Потом Михей и мельник ушли в дом и долго там о чем-то толковали наедине, осушив при этом попутно четвертную бутыль самогона. Пошатываясь, Михей проводил гостя за ворота и восторженно-сияющий вернулся в пимокатню.
— Ну, Горемыка, — закричал он от порога, — считай, что дом с мельницей у тебя в кармане! Сильно ты приглянулся маложировскому богатею.
— А мне, дядя Михей, было муторно смотреть на него. Зырит круглыми глазами, как филин, про себя, видать, счет минутам ведет: не замешкаюсь ли как-нибудь? Так и подмывало меня трахнуть его по сопатке…
— Ну-ну, Горемыка, полегче! Уже если что-то, трахнешь потом, когда хозяином станешь.
— Пустое ты, дядя Михей, задумал.
— Чурбан ты, Алеха! Дите неразумное! По гроб жизни будешь мне спасибо говорить…
Михей настроился рассуждать об этом и дальше, но вода из котла повыплескалась, и вдруг сильно запахло жженой шерстью.
— Ты мне, сукин сын, шерсть не изжарь! Развесил уши! — Матюгаясь, Михей бросился к печке — пригасить жар, но Алешка опередил его. Он схватил ведро, подбросил его над собой, и вода, как живой зверек, изогнувшись в полете, сиганула прямо в котел.
— Ах, Горемыка, и ловкач ты! Будь у меня дочь, ни за что бы тебя другому хозяину не уступил.
— Пьяный ты, дядя Михей, вот и несешь околесицу. Иди спи.
— Правду говоришь. Пойду. Управляйся-ка здесь один.
Михей ушел и с того часу к разговору о маложировском мельнике больше не возвращался. Алешка тоже призабыл хозяйскую болтовню, работал молча от рассвета до потемок, а после ужина убегал в школу — то на репетицию, то на занятия по арифметике и родному языку.
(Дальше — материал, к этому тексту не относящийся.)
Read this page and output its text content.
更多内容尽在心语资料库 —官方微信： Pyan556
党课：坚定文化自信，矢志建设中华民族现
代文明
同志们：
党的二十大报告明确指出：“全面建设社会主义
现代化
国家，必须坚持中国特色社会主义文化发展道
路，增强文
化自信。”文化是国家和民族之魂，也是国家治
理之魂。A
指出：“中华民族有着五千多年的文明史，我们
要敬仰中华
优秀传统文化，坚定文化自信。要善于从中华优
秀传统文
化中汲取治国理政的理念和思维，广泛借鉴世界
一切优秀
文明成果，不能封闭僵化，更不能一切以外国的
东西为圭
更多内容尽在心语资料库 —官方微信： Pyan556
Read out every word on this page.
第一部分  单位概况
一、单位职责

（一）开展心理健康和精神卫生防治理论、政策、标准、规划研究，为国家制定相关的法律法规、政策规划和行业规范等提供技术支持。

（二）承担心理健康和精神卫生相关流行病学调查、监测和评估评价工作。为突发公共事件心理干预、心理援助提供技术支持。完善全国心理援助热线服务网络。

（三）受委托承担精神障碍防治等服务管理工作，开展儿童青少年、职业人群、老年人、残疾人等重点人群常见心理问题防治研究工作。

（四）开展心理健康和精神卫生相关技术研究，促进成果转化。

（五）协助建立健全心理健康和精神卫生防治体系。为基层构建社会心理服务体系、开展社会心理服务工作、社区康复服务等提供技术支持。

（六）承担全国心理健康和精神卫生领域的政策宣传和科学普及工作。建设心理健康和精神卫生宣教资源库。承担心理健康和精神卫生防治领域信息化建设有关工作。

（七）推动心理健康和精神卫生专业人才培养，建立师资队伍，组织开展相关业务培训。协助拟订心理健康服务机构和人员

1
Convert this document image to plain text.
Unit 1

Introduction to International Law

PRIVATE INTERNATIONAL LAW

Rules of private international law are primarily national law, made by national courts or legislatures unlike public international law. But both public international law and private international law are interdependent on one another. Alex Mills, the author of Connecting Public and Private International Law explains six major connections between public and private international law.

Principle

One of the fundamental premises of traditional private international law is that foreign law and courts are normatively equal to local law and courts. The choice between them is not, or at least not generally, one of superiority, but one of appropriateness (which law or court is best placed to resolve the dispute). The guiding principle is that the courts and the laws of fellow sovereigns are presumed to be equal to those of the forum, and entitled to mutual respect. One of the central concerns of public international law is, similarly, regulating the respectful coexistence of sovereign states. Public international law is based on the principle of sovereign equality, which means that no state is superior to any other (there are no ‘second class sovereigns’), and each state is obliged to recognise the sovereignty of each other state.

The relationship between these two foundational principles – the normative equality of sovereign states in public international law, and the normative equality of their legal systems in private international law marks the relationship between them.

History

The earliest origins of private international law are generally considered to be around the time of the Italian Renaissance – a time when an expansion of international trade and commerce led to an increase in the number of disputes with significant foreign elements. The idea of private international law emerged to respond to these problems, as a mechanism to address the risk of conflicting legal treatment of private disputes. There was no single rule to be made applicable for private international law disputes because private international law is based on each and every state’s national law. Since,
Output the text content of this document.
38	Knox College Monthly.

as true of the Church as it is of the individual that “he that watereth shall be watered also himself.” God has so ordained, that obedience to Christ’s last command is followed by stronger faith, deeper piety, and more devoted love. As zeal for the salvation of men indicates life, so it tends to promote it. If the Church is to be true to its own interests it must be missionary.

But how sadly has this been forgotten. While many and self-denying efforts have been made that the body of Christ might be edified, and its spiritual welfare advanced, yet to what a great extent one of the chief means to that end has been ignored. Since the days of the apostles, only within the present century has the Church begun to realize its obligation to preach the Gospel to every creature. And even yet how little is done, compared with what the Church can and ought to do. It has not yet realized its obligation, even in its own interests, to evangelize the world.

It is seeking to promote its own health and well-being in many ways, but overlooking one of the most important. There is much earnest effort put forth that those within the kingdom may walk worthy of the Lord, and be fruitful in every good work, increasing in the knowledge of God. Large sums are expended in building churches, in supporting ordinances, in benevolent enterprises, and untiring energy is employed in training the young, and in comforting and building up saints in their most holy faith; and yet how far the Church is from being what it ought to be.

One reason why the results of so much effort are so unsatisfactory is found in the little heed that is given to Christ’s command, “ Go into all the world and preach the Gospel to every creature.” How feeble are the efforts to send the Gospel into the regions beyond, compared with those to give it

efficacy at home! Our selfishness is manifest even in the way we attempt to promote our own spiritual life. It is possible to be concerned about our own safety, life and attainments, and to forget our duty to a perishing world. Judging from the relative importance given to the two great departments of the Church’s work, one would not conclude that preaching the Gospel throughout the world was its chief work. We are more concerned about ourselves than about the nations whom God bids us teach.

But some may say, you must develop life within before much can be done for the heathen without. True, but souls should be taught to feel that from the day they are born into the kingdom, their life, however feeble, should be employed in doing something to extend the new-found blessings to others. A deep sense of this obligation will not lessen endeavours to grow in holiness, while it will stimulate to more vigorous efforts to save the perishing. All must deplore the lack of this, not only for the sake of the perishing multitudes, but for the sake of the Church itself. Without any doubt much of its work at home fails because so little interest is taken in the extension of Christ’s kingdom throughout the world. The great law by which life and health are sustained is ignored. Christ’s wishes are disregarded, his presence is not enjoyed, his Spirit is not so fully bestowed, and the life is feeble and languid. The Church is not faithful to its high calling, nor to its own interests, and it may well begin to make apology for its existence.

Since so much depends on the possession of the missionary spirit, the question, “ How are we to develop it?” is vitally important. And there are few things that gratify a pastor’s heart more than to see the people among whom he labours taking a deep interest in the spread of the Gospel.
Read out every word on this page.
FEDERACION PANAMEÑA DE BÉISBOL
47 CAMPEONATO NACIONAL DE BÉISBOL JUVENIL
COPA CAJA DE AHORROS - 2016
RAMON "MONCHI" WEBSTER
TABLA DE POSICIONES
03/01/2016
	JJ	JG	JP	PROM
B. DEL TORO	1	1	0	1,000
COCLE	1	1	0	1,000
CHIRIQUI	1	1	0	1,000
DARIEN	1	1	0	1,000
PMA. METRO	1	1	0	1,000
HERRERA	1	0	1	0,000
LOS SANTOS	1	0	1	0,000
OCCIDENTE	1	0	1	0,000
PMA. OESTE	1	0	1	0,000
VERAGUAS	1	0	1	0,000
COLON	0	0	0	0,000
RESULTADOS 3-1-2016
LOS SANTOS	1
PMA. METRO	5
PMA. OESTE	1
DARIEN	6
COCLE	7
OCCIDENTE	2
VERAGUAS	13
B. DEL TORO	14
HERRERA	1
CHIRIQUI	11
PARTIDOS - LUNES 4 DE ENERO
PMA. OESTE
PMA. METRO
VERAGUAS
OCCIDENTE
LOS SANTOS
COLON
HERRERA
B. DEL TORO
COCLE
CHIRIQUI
Однажды в середине зимы Михей сказал:
— Завтра, Горемыка, поедем в Малую Жирову за шерстью. Приоденься, конечно, как можешь. К невесте твоей завернем, посмотришь на свои будущие хоромы.
Алешка промолчал, недовольно посопел,
Выехали рано утром, целый день колесили по хуторам и заимкам и только под вечер приехали в Малую Жирову.
В доме мельника будто ждали их. На пылавшей красными боками железной печке побулькивало, испуская аппетитные запахи, жаркое из баранины с картофелем. На столе — закуски, бутылки с самогоном.
Алешка попал с первого мгновения под обстрел хозяйских глаз. Мельник, его жена и дочь оглядывали его с ног до головы, как оглядывают новую покупку. Он смущенно переминался, в голове кляня и Михея и себя. Видимо, впечатление произвел он хорошее. Хозяева наперебой принялись приглашать его за стол, на минуту позабыв даже о другом госте — Михее. Но, судя по всему, тот был не в претензии за такое невнимание к себе. Подперев бока руками, он стоял с самодовольным видом посреди прихожей, мясистые губы расплылись в хитроватой ухмылке.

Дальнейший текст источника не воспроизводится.